Traditional, reusable lenses last for six months or longer. You don’t need to change gas-permeable lenses as frequently as soft lenses. They can last up to a year or longer.
Contact Lens Designs
Soft contact lenses come in different designs, depending on their purpose. Spherical contact lenses have the same lens power throughout the lens. They can correct nearsightedness or farsightedness.
Toric soft contact lenses have different powers along different meridians of the lens. They correct astigmatism, farsightedness, and nearsightedness.
Multifocal and bifocal contact lenses have different power zones for near and far vision. They correct presbyopia, nearsightedness, and farsightedness. Some multifocal lenses also correct astigmatism.
Cosmetic contact lenses, or color contacts, change or your eye color. Depending on the tint, they can also be special effects lenses (think alien or dragon eyes). Actors or cosplay participants use these.

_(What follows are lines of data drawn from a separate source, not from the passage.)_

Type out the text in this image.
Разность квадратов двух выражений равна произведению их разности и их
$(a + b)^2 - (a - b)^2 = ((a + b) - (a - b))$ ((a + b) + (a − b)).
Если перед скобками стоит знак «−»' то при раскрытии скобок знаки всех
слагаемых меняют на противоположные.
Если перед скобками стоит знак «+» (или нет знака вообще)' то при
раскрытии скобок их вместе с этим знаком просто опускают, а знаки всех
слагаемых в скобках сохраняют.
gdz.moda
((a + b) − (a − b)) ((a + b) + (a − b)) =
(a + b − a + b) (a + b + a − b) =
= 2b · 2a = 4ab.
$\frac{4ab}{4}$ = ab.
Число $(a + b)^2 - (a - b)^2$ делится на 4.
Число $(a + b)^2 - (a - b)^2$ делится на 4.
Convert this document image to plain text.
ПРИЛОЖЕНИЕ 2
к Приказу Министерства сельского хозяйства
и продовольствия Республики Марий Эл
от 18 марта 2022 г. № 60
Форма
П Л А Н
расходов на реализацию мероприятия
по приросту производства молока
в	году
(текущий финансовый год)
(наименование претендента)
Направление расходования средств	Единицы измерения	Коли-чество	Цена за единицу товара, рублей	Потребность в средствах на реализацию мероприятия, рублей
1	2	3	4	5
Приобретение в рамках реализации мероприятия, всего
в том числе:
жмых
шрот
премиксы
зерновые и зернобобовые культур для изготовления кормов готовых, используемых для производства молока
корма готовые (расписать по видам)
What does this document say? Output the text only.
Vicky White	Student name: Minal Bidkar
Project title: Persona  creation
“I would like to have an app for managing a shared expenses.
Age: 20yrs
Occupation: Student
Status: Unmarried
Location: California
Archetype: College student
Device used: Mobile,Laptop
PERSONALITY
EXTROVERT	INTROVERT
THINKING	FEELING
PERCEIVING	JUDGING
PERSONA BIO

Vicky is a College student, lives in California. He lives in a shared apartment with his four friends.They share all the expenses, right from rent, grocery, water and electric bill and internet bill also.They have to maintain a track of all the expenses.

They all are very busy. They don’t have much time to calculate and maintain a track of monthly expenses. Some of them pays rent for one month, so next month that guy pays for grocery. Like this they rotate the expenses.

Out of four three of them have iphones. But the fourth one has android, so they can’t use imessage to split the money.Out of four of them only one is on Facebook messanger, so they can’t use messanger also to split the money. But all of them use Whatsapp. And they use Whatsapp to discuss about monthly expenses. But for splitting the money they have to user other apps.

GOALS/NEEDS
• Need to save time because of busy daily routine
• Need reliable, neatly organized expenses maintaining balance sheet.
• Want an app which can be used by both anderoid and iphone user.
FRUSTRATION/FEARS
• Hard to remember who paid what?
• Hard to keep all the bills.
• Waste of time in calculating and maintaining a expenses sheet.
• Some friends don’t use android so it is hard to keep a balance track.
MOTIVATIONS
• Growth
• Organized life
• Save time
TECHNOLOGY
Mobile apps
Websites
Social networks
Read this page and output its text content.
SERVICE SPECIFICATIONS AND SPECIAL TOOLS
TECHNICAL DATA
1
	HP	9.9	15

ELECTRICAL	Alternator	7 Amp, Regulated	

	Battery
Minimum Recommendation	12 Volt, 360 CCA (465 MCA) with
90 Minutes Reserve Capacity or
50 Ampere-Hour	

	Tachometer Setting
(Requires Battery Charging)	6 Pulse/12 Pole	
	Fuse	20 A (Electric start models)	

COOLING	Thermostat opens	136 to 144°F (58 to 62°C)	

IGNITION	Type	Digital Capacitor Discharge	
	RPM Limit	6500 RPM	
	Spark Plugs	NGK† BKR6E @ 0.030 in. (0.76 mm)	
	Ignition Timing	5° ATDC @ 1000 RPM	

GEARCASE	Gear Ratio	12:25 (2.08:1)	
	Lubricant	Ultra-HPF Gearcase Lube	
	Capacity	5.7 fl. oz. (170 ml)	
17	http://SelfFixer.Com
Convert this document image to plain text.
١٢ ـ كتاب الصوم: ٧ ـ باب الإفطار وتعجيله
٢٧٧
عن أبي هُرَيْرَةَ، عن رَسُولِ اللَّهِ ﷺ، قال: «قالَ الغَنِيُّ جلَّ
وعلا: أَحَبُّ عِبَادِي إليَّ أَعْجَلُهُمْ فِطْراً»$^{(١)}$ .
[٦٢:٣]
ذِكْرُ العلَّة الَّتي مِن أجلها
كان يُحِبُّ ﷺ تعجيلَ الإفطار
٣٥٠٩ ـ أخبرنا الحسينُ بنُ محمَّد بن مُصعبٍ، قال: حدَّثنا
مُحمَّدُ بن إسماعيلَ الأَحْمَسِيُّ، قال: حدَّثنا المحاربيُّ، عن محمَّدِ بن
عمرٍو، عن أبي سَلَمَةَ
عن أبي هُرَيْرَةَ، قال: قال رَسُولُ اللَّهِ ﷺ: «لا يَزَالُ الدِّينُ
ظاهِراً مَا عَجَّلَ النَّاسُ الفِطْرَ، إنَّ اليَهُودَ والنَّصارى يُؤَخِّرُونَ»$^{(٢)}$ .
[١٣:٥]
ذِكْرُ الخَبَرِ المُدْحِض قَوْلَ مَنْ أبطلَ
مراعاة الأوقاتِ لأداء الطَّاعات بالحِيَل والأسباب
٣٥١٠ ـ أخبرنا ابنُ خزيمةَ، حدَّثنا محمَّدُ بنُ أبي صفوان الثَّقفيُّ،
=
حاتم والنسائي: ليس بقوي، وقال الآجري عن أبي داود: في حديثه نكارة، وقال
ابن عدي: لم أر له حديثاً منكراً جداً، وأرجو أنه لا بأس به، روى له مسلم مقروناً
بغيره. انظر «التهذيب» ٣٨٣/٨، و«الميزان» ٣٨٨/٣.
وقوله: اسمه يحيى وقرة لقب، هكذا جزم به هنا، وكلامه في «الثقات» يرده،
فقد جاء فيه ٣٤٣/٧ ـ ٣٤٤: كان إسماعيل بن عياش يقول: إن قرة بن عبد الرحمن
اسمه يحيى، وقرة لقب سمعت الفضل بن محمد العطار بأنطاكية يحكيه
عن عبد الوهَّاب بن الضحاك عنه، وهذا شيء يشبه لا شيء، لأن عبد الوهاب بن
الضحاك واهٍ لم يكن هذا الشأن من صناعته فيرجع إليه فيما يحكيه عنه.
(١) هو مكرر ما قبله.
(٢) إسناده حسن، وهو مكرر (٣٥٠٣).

You still need a prescription for color contacts even if you don’t need them to see better. Do they make colored contacts for astigmatism? Yes, people with astigmatism can wear contacts.
Cleaning and Storing Your Contact Lenses
Your eye care professional (ECP) will also go over the care and cleaning guidelines for your chosen lenses. Luckily, disinfecting and storing contact lenses is a lot easier than it used to be.
Multipurpose solutions have replaced the separate disinfectants. Even so, about 45% of contact lens wearers keep their lenses in for longer than they should. Don’t be one of them. They are putting themselves at risk for infection.
If you are sensitive to the preservatives found in multipurpose solutions, you might need preservative-free systems. Preservative-free systems contain hydrogen peroxide, and they clean contacts well.
Though, you must follow the directions carefully. You cannot get the solution in your eyes until you have soaked for the recommended time. This ensures that the solution has neutralized.
If you go with daily disposable lenses, you can avoid lens care altogether.
Contact Lens Problems
People react differently to contact lenses. Finding the right pair may require some patience on your part. A little trial and error is to be expected.
Often, you won’t have an exact fit the first time around, especially if you have a more complex prescription. You have to wear lenses like bifocals or toric lenses to know for sure how they will fit.
Discomfort does not mean the lenses have failed. It simply means you need to go back to your ECP for an adjustment or change,
Buying Your First Set of Contact Lenses
First, you’ll need to visit an eye professional for an examination and prescription. The type of lenses you need depends on your vision needs.
As you now know, contacts can address myopia (nearsightedness), hyperopia (farsightedness), astigmatism, or any combination of those issues.
Contact lenses must also fit your eyes. Eye doctors select the types of contact lenses their patients need, including the correct size, diameter, and curvature.
From there, you can choose your options, whether that be daily or extended wear, with or without a color tint. Special UV-tinted lenses are also available. If you think you’d like to try contact lenses, get started by visiting a local optician for consultations.